Se produjo un largo silencio. Uchendu rechinó los dientes audiblemente. Luego estalló:

— Nunca hay que matar a un hombre que no dice nada. Esos hombres de Abame fueron idiotas. ¿Qué sabían de aquel hombre? —volvió a rechinar los dientes y contó una historia para explicar lo que acababa de decir—: Una vez la Madre Milana envió a su hija en busca de comida.
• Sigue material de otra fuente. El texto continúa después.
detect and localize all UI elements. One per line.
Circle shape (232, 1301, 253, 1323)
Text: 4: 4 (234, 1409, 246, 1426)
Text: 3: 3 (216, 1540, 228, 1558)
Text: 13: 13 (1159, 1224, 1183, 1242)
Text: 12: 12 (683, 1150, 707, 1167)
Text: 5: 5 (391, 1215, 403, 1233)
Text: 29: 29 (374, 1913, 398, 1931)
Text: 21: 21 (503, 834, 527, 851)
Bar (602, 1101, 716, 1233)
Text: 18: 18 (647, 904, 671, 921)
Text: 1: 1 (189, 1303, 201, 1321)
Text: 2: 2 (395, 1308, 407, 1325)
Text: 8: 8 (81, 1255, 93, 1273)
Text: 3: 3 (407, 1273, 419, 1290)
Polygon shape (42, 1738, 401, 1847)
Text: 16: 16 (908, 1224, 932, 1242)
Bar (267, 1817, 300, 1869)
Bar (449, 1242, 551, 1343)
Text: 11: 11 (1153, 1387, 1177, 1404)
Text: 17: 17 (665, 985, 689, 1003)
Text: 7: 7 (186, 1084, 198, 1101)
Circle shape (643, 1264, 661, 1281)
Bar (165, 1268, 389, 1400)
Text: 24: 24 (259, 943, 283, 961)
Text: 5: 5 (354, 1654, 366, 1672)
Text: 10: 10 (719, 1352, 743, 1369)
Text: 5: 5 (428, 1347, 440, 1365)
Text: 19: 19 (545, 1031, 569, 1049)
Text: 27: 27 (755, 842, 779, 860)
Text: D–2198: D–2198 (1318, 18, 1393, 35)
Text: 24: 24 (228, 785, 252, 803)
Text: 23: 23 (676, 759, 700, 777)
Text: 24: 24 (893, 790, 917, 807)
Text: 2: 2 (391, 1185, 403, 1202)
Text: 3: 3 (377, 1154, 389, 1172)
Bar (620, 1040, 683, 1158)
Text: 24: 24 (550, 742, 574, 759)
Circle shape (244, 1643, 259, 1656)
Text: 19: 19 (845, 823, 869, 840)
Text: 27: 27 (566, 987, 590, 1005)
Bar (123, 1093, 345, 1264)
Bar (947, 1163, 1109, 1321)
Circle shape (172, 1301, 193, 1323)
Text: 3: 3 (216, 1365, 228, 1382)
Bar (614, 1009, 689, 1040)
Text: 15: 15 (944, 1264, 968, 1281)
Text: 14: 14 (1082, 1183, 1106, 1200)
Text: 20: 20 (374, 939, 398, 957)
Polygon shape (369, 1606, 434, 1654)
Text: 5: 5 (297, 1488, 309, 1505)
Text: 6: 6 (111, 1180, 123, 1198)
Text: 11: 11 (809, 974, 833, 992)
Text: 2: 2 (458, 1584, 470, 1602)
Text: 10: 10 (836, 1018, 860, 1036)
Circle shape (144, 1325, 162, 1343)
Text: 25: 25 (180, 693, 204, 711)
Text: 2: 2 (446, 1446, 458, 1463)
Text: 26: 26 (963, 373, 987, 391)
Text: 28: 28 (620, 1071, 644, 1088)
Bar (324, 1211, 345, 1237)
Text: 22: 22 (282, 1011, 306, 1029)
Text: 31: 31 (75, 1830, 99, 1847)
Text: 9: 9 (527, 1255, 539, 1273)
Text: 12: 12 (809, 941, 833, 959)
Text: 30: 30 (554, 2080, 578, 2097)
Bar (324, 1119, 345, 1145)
Se fue y trajo un pauto. «Muy bien hecho», dijo la Madre Milana a su hija, «pero, dime ¿qué dijo la madre de este gatito cuando te lanzaste y le agarraste a su hijo?» «No dijo nada», respondió la milana chica. «Se marchó y nada más.» «Tienes que devolverle el gatito», dijo la Madre Milana. «Detrás de ese silencio se esconde algo de mal agüero.» De forma que la Hija Milana devolvió el gatito y volvió con un pollo en su lugar. «¿Qué dijo la madre de este pollo?», preguntó la milana vieja. «Gritó y se encolerizó y me insultó», dijo la milana joven. Entonces nos podemos comer el pollo», dijo su madre. «Cuando alguien se pone a gritar no hay nada que temer.» Esos hombres de Abame fueron unos idiotas.